Tim Morton: Chants and the World

6 Aug

From Timothy Morton. The Ecological Thought. Harvard UP 2010, p. 104:

What’s wrong with the “re-enchantment of the world”? There’s nothing wrong with enchantment. It’s the prefix “re-“ that the source of the problem. This prefix assumes that the world was once enchanted, that we have done something to disenchant it, and that we can, and should, get back to where we once belonged. We simply can’t unthink modernity. If there is any enchantment, it lies in the future. The ecological “enchants the world,” if enchantment means exploring the profound and wonderful openness and intimacy of the mesh. What can we make of the new constellation? What art, literature, music, science, and philosophy are suitable to it? Art can contain utopian energy. As Percey Shelley put it, art is a kind of shadow from the future that looms into our present world.

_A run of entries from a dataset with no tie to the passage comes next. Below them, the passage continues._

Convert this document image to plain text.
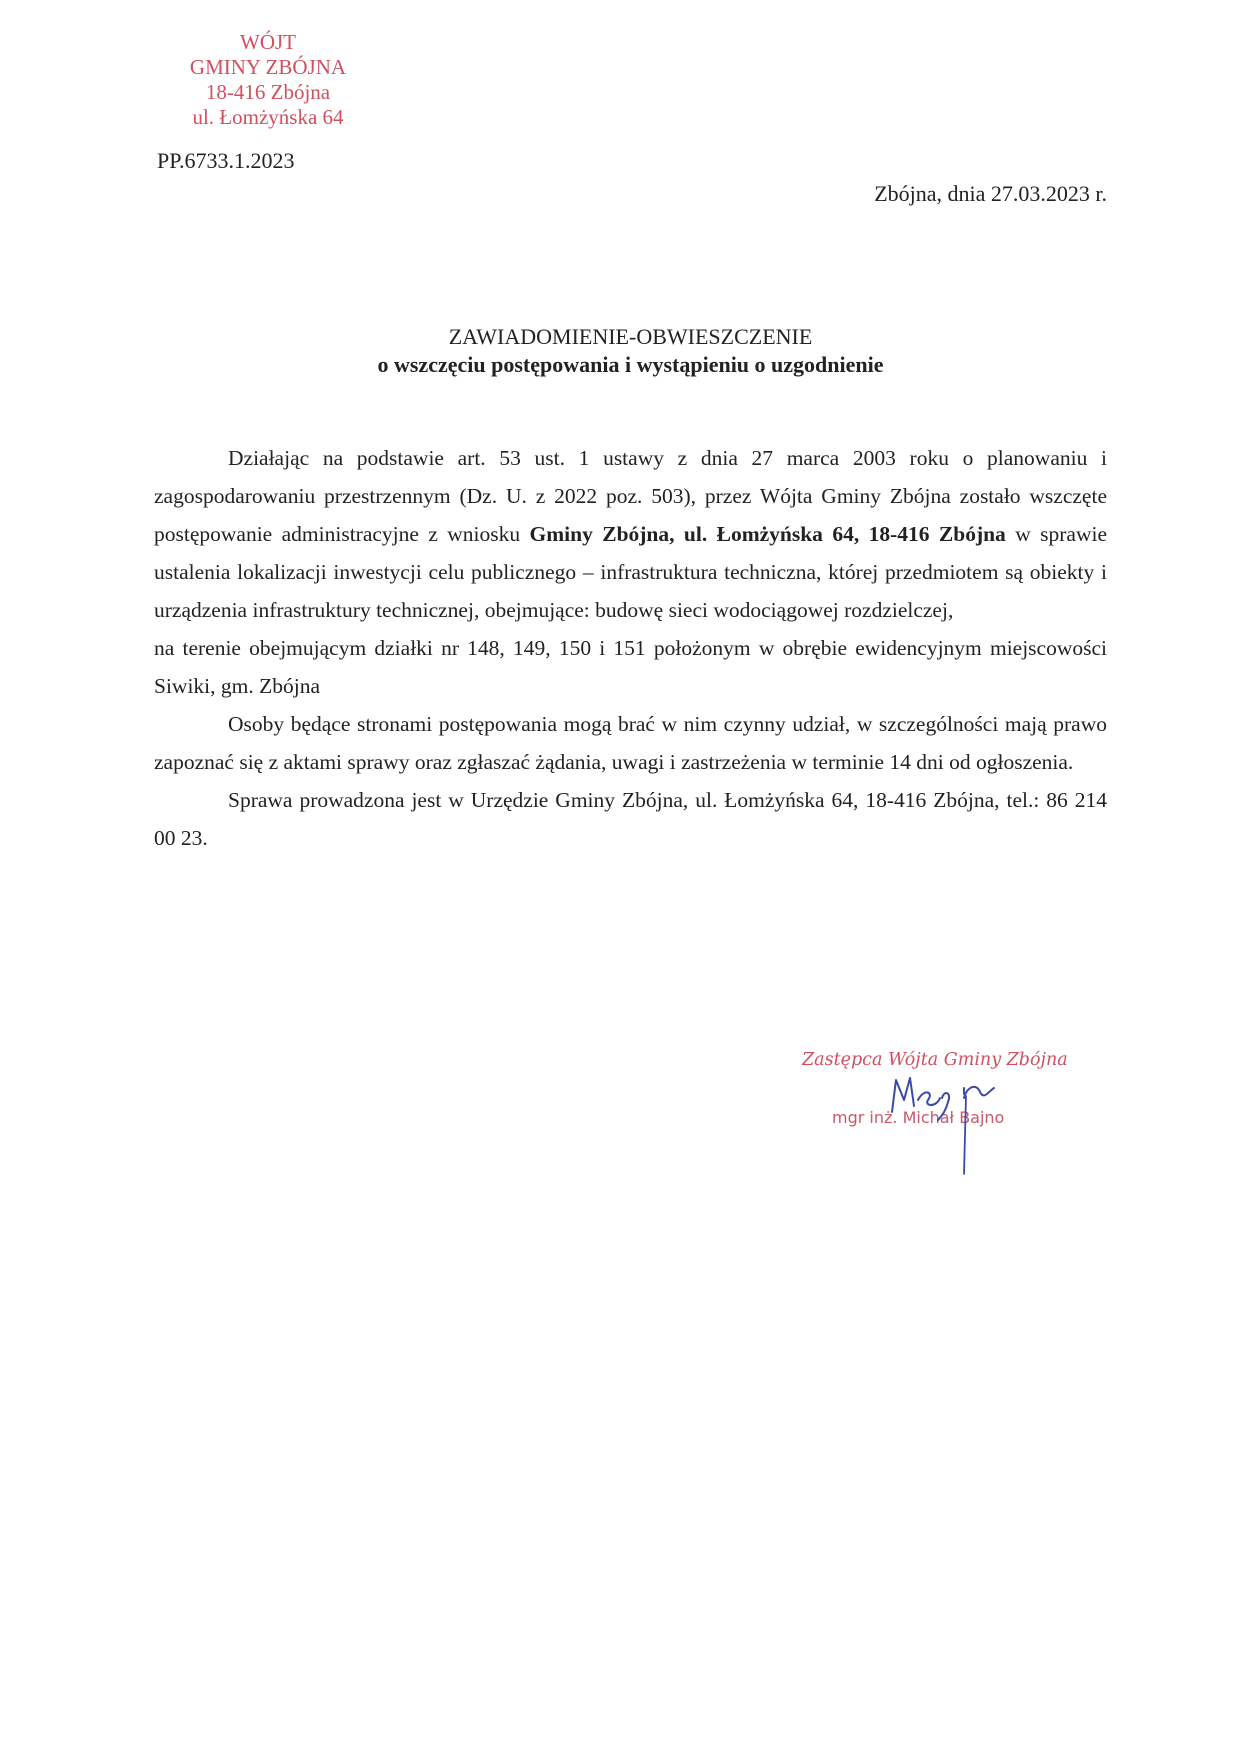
WÓJT
GMINY ZBÓJNA
18-416 Zbójna
ul. Łomżyńska 64
PP.6733.1.2023
Zbójna, dnia 27.03.2023 r.
ZAWIADOMIENIE-OBWIESZCZENIE
o wszczęciu postępowania i wystąpieniu o uzgodnienie

Działając na podstawie art. 53 ust. 1 ustawy z dnia 27 marca 2003 roku o planowaniu i zagospodarowaniu przestrzennym (Dz. U. z 2022 poz. 503), przez Wójta Gminy Zbójna zostało wszczęte postępowanie administracyjne z wniosku Gminy Zbójna, ul. Łomżyńska 64, 18-416 Zbójna w sprawie ustalenia lokalizacji inwestycji celu publicznego – infrastruktura techniczna, której przedmiotem są obiekty i urządzenia infrastruktury technicznej, obejmujące: budowę sieci wodociągowej rozdzielczej,

na terenie obejmującym działki nr 148, 149, 150 i 151 położonym w obrębie ewidencyjnym miejscowości Siwiki, gm. Zbójna

Osoby będące stronami postępowania mogą brać w nim czynny udział, w szczególności mają prawo zapoznać się z aktami sprawy oraz zgłaszać żądania, uwagi i zastrzeżenia w terminie 14 dni od ogłoszenia.

Sprawa prowadzona jest w Urzędzie Gminy Zbójna, ul. Łomżyńska 64, 18-416 Zbójna, tel.: 86 214 00 23.

Zastępca Wójta Gminy Zbójna
mgr inż. Michał Bajno
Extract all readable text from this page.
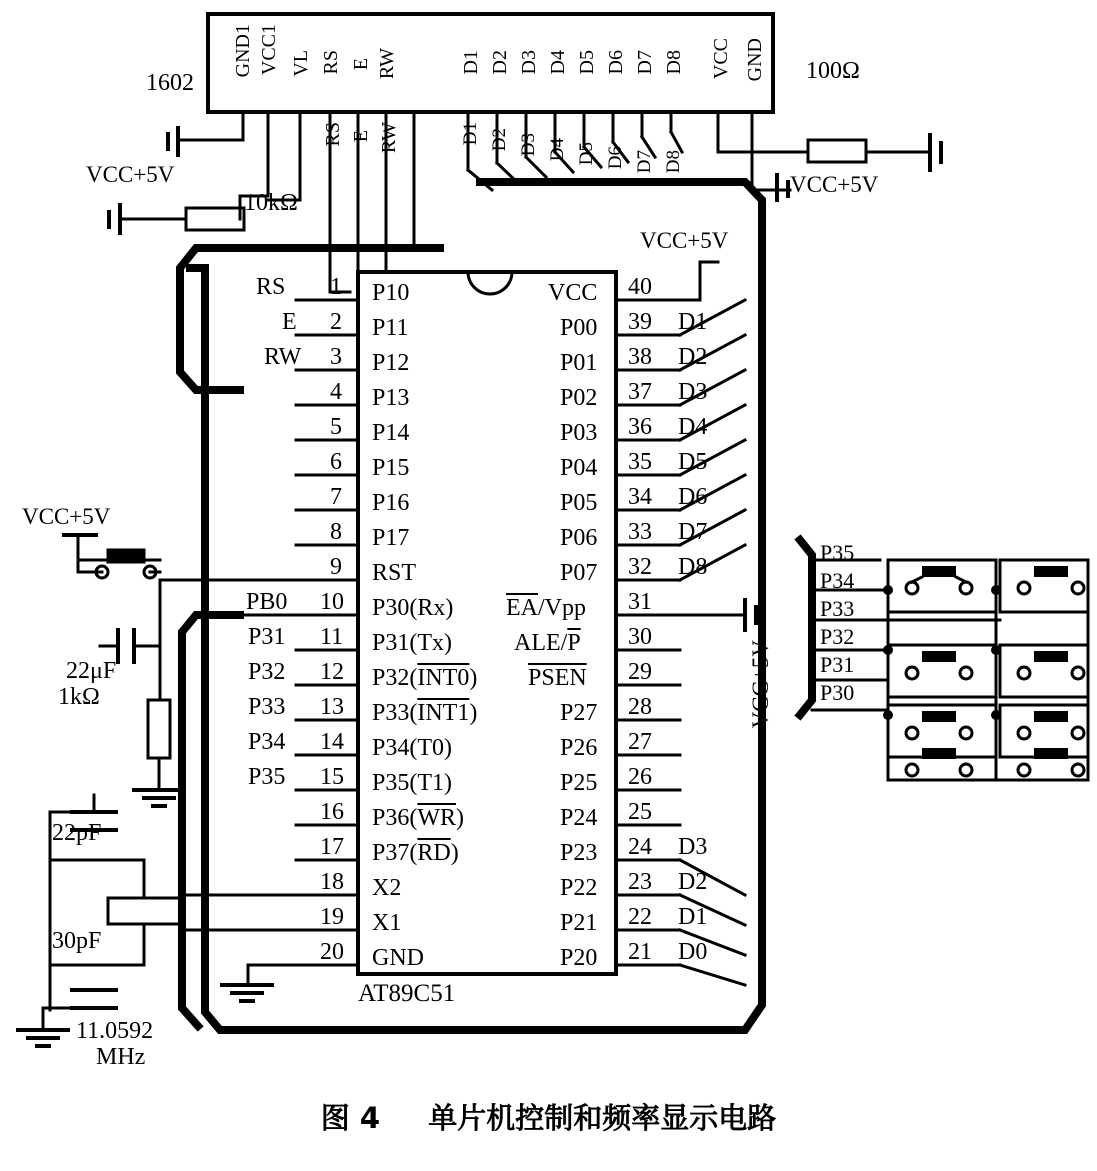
GND1 VCC1 VL RS E RW	D1 D2 D3 D4 D5 D6 D7 D8 VCC GND
1602
RS E RW	D1 D2 D3 D4 D5 D6 D7 D8
100Ω
VCC+5V
VCC+5V
10kΩ
VCC+5V
VCC+5V
VCC+5V
22μF
1kΩ
22pF
30pF
11.0592
MHz
RS 1 P10
E 2 P11
RW 3 P12
4 P13
5 P14
6 P15
7 P16
8 P17
9 RST
PB0 10 P30(Rx)
P31 11 P31(Tx)
P32 12 P32(INT0)
P33 13 P33(INT1)
P34 14 P34(T0)
P35 15 P35(T1)
16 $P36(\overline{WR})$
17 $P37(\overline{RD})$
18 X2
19 X1
20 GND
AT89C51
VCC 40
P00 39 D1
P01 38 D2
P02 37 D3
P03 36 D4
P04 35 D5
P05 34 D6
P06 33 D7
P07 32 D8
$\overline{EA}$/Vpp 31
ALE/$\overline{P}$ 30
PSEN 29
P27 28
P26 27
P25 26
P24 25
P23 24 D3
P22 23 D2
P21 22 D1
P20 21 D0
P35
P34
P33
P32
P31
P30
图 4 单片机控制和频率显示电路
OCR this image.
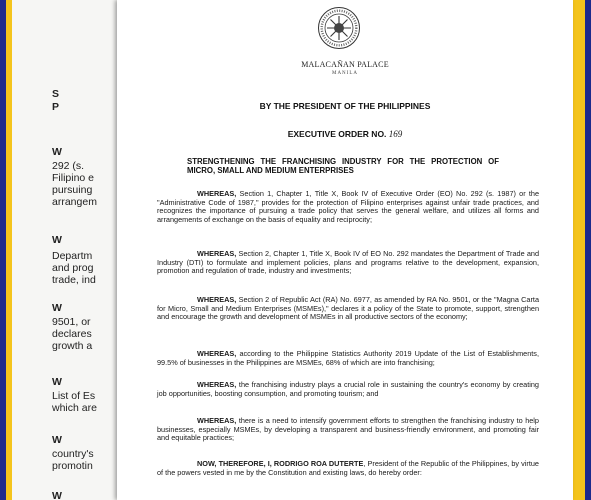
S
P
W
292 (s.
Filipino e
pursuing
arrangem
W
Departm
and prog
trade, ind
W
9501, or
declares
growth a
W
List of Es
which are
W
country's
promotin
W
MALACAÑAN PALACE
MANILA
BY THE PRESIDENT OF THE PHILIPPINES
EXECUTIVE ORDER NO. 169
STRENGTHENING THE FRANCHISING INDUSTRY FOR THE PROTECTION OF MICRO, SMALL AND MEDIUM ENTERPRISES
WHEREAS, Section 1, Chapter 1, Title X, Book IV of Executive Order (EO) No. 292 (s. 1987) or the "Administrative Code of 1987," provides for the protection of Filipino enterprises against unfair trade practices, and recognizes the importance of pursuing a trade policy that serves the general welfare, and utilizes all forms and arrangements of exchange on the basis of equality and reciprocity;
WHEREAS, Section 2, Chapter 1, Title X, Book IV of EO No. 292 mandates the Department of Trade and Industry (DTI) to formulate and implement policies, plans and programs relative to the development, expansion, promotion and regulation of trade, industry and investments;
WHEREAS, Section 2 of Republic Act (RA) No. 6977, as amended by RA No. 9501, or the "Magna Carta for Micro, Small and Medium Enterprises (MSMEs)," declares it a policy of the State to promote, support, strengthen and encourage the growth and development of MSMEs in all productive sectors of the economy;
WHEREAS, according to the Philippine Statistics Authority 2019 Update of the List of Establishments, 99.5% of businesses in the Philippines are MSMEs, 68% of which are into franchising;
WHEREAS, the franchising industry plays a crucial role in sustaining the country's economy by creating job opportunities, boosting consumption, and promoting tourism; and
WHEREAS, there is a need to intensify government efforts to strengthen the franchising industry to help businesses, especially MSMEs, by developing a transparent and business-friendly environment, and promoting fair and equitable practices;
NOW, THEREFORE, I, RODRIGO ROA DUTERTE, President of the Republic of the Philippines, by virtue of the powers vested in me by the Constitution and existing laws, do hereby order:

The fact is, enchantment is as more about us than it is about the world. It is WE who are or are not enchanted by the world. But what good does our enchantment do the world?

Not much.

What need does the world have of our enchantment?

Not much.

If there’s disenchantment, that too has more to do with us than the world. If we want to we can get over it. If we can’t, well, no sense it looking to the world. Its got its own problems. It could care less about our disenchantment.

The world, like Old Man River, just keeps rollin’ along. And we can learn to chant anytime we so wish.